July 12, 2017
Renzo Piano's Eighty Seven Park Gets an Artful Addition from Ruben and Isabel Toledo

What’s Miami without a bit of Cuban flair? The Florida city’s rich Cuban influences are manifesting in an unexpected new collaboration between Renzo Piano’sEighty Seven Park residences and Cuban-American artist-and-designer couple Ruben and Isabel Toledo. In a partnership conceived by David Martin, president of Terra, the project’s developer, the Toledos will create all branding and marketing materials for the full-service residences, from signage to staff uniforms.

“One of the biggest dilemmas for us in real estate is how do we create a lifestyle in a way that’s not contrived,” muses Martin. “So we really view illustrations as art and something that sets an example and lets people connect with the product. At the end of the day, a home is the most important assets people buy, and they take pride in it, so we want to ensure each owner that every aspect is well thought out.”

In defining a lifestyle for Eighty Seven Park, Martin thought it only natural to turn to the Toledos, longtime friends of his whom he had commissioned in the past to work on other properties. “The Toledos did the Miami City Ballet costumes for their production of The Nutcracker, and they have a great connection to the city, so it felt like the right fit.”

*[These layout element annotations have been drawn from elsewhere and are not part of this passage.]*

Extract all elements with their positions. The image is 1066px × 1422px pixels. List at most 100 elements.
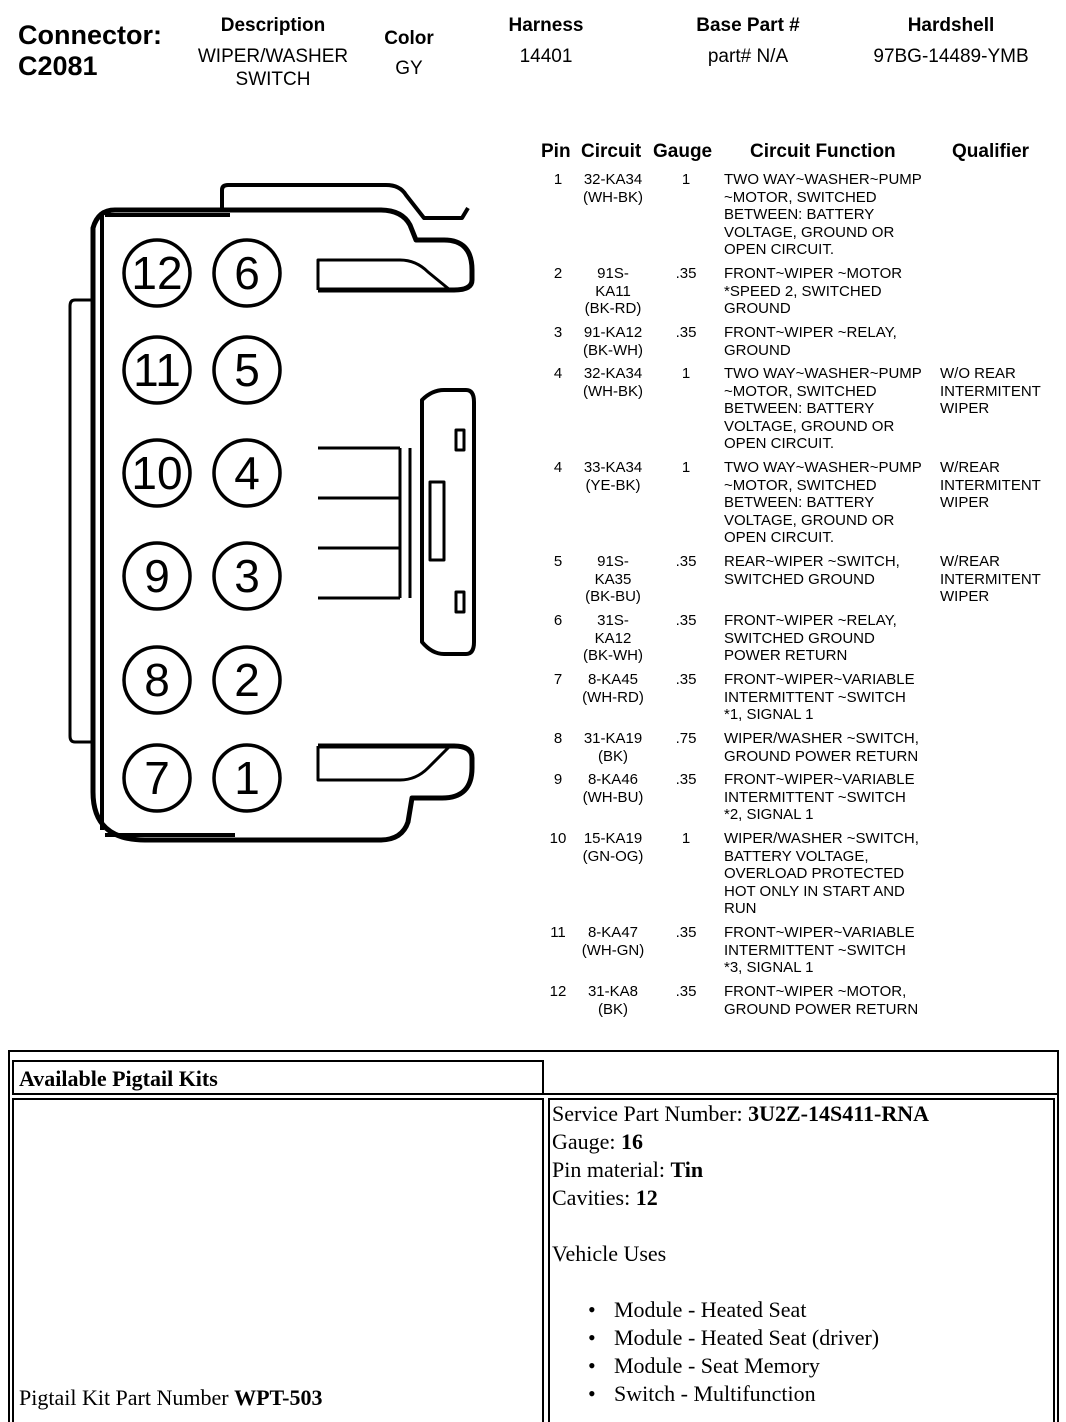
- pin-number: 4: [234, 447, 260, 499]
- gauge-cell: 1: [681, 171, 691, 188]
- pin-number: 2: [234, 654, 260, 706]
- pin-cavity-9: 9: [122, 541, 192, 611]
- hardshell-value: 97BG-14489-YMB: [873, 46, 1029, 67]
- service-part-label: Service Part Number:: [552, 1101, 749, 1126]
- pin-number: 6: [234, 247, 260, 299]
- gauge-cell: 1: [681, 459, 691, 476]
- pin-number: 11: [133, 344, 181, 396]
- pin-cell: 11: [550, 924, 566, 941]
- service-part-value: 3U2Z-14S411-RNA: [748, 1101, 930, 1126]
- pin-cell: 10: [549, 830, 567, 847]
- pin-cell: 3: [553, 324, 563, 341]
- col-header-qualifier: Qualifier: [952, 141, 1030, 162]
- vehicle-uses-list: Module - Heated Seat Module - Heated Sea…: [552, 1296, 929, 1408]
- circuit-cell: 31S- KA12 (BK-WH): [583, 612, 643, 665]
- cavities-value: 12: [635, 1185, 658, 1210]
- connector-id: C2081: [18, 51, 98, 81]
- pigtail-kit-part-label: Pigtail Kit Part Number: [19, 1385, 235, 1410]
- gauge-cell: .35: [675, 983, 697, 1000]
- vehicle-uses-label: Vehicle Uses: [552, 1241, 667, 1266]
- pin-cell: 4: [553, 365, 563, 382]
- gauge-cell: .35: [675, 671, 697, 688]
- pin-cavity-11: 11: [122, 335, 192, 405]
- vehicle-use-item: Module - Seat Memory: [552, 1352, 929, 1380]
- qualifier-cell: W/REAR INTERMITENT WIPER: [940, 553, 1041, 606]
- circuit-cell: 31-KA19 (BK): [583, 730, 643, 765]
- gauge-cell: .35: [675, 553, 697, 570]
- hardshell-label: Hardshell: [907, 15, 995, 36]
- gauge-cell: .75: [675, 730, 697, 747]
- base-part-label: Base Part #: [696, 15, 800, 36]
- cavities-row: Cavities: 12: [552, 1184, 929, 1212]
- gauge-row: Gauge: 16: [552, 1128, 929, 1156]
- pin-number: 3: [234, 550, 260, 602]
- pin-cell: 5: [553, 553, 563, 570]
- circuit-cell: 8-KA46 (WH-BU): [582, 771, 644, 806]
- circuit-function-cell: FRONT~WIPER~VARIABLE INTERMITTENT ~SWITC…: [724, 771, 915, 824]
- description-value: WIPER/WASHER SWITCH: [180, 45, 366, 91]
- vehicle-use-item: Module - Heated Seat (driver): [552, 1324, 929, 1352]
- circuit-function-cell: FRONT~WIPER~VARIABLE INTERMITTENT ~SWITC…: [724, 924, 915, 977]
- pin-cell: 6: [553, 612, 563, 629]
- pin-cell: 8: [553, 730, 563, 747]
- col-header-circuit-function: Circuit Function: [750, 141, 896, 162]
- circuit-function-cell: TWO WAY~WASHER~PUMP ~MOTOR, SWITCHED BET…: [724, 171, 922, 259]
- circuit-cell: 91-KA12 (BK-WH): [583, 324, 643, 359]
- circuit-function-cell: FRONT~WIPER ~MOTOR, GROUND POWER RETURN: [724, 983, 919, 1018]
- circuit-function-cell: TWO WAY~WASHER~PUMP ~MOTOR, SWITCHED BET…: [724, 459, 922, 547]
- description-value-line: WIPER/WASHER: [197, 46, 349, 67]
- gauge-cell: 1: [681, 830, 691, 847]
- circuit-cell: 8-KA45 (WH-RD): [582, 671, 644, 706]
- pin-cavity-1: 1: [212, 743, 282, 813]
- pin-cell: 4: [553, 459, 563, 476]
- pin-cell: 7: [553, 671, 563, 688]
- circuit-function-cell: FRONT~WIPER ~RELAY, SWITCHED GROUND POWE…: [724, 612, 897, 665]
- circuit-cell: 32-KA34 (WH-BK): [583, 365, 643, 400]
- gauge-cell: .35: [675, 324, 697, 341]
- pigtail-title: Available Pigtail Kits: [19, 1066, 218, 1091]
- connector-label: Connector:: [18, 20, 162, 50]
- pin-cavity-12: 12: [122, 238, 192, 308]
- circuit-function-cell: WIPER/WASHER ~SWITCH, BATTERY VOLTAGE, O…: [724, 830, 919, 918]
- gauge-label: Gauge:: [552, 1129, 622, 1154]
- circuit-function-cell: FRONT~WIPER~VARIABLE INTERMITTENT ~SWITC…: [724, 671, 915, 724]
- circuit-function-cell: FRONT~WIPER ~RELAY, GROUND: [724, 324, 897, 359]
- pigtail-kit-cell: Pigtail Kit Part Number WPT-503: [12, 1098, 544, 1422]
- gauge-cell: .35: [675, 612, 697, 629]
- pin-number: 12: [131, 247, 182, 299]
- circuit-cell: 91S- KA11 (BK-RD): [584, 265, 642, 318]
- gauge-cell: .35: [675, 265, 697, 282]
- pigtail-kit-part-value: WPT-503: [234, 1385, 323, 1410]
- service-part-row: Service Part Number: 3U2Z-14S411-RNA: [552, 1100, 929, 1128]
- pin-number: 9: [144, 550, 170, 602]
- circuit-cell: 33-KA34 (YE-BK): [583, 459, 643, 494]
- pin-material-value: Tin: [670, 1157, 704, 1182]
- circuit-cell: 32-KA34 (WH-BK): [583, 171, 643, 206]
- pin-number: 7: [144, 752, 170, 804]
- pin-number: 10: [131, 447, 182, 499]
- pin-material-label: Pin material:: [552, 1157, 671, 1182]
- cavities-label: Cavities:: [552, 1185, 636, 1210]
- gauge-cell: .35: [675, 771, 697, 788]
- description-label: Description: [220, 15, 326, 36]
- color-value: GY: [395, 58, 423, 79]
- circuit-function-cell: TWO WAY~WASHER~PUMP ~MOTOR, SWITCHED BET…: [724, 365, 922, 453]
- circuit-cell: 31-KA8 (BK): [587, 983, 639, 1018]
- pin-cell: 12: [549, 983, 567, 1000]
- pin-cavity-2: 2: [212, 645, 282, 715]
- gauge-cell: 1: [681, 365, 691, 382]
- circuit-function-cell: WIPER/WASHER ~SWITCH, GROUND POWER RETUR…: [724, 730, 919, 765]
- harness-label: Harness: [508, 15, 584, 36]
- pin-cavity-4: 4: [212, 438, 282, 508]
- connector-title: Connector: C2081: [18, 20, 162, 82]
- pin-cell: 1: [553, 171, 563, 188]
- description-value-line: SWITCH: [235, 69, 311, 90]
- pin-number: 1: [234, 752, 260, 804]
- pigtail-title-cell: Available Pigtail Kits: [12, 1060, 544, 1095]
- harness-value: 14401: [519, 46, 573, 67]
- pin-cavity-8: 8: [122, 645, 192, 715]
- circuit-cell: 15-KA19 (GN-OG): [582, 830, 644, 865]
- pigtail-outer-frame: [8, 1050, 1059, 1422]
- pigtail-details-cell: Service Part Number: 3U2Z-14S411-RNA Gau…: [548, 1098, 1055, 1422]
- pin-material-row: Pin material: Tin: [552, 1156, 929, 1184]
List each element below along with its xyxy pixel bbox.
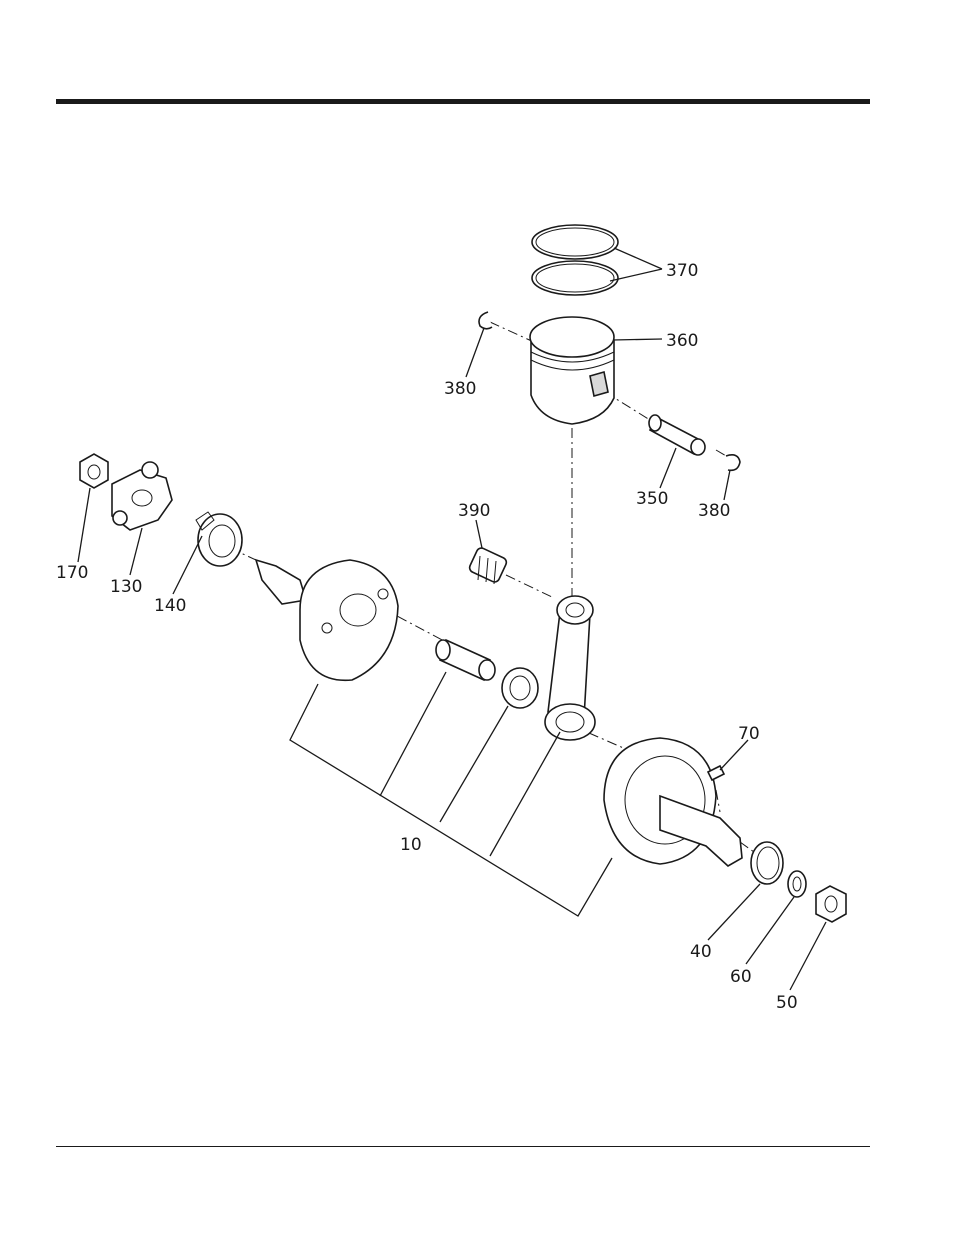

Martin sees such a holistic approach to branding as a direction in which developers should be moving. “Design isn’t just the architecture; it’s all-encompassing,” he says. “The more we can introduce collaborations and commissions, that elevates the brand and creates an emotional connection to the building.”

The Toledo’s artistic interpretation of this connection reference everything from the property’s unique surroundings to the culture of Miami. “When we commissioned Renzo, he said he wanted people to feel like they were living inside a park,” explains Martin. “So we have the beach to the south, and we created little two-acre parks to the north of the residences. This nature component is something that’s not typical. You’re either in the park or on the beach, but you don’t usually get both. A lot of these illustrations reference that.”

So far, Terra has released Ruben’s illustrations; Isabel’s uniform designs will be unveiled closer to the project’s fall 2018 opening date. And we can expect to see more from the Toledos in future Terra buildings, too: Martin says he plans to try to incorporate them in every project going forward, favoring their analog creations to more sterile renderings. “Their art just kind of helps ground us more in this digital age, more so than this high-tech imagery that we’ve grown accustomed to.”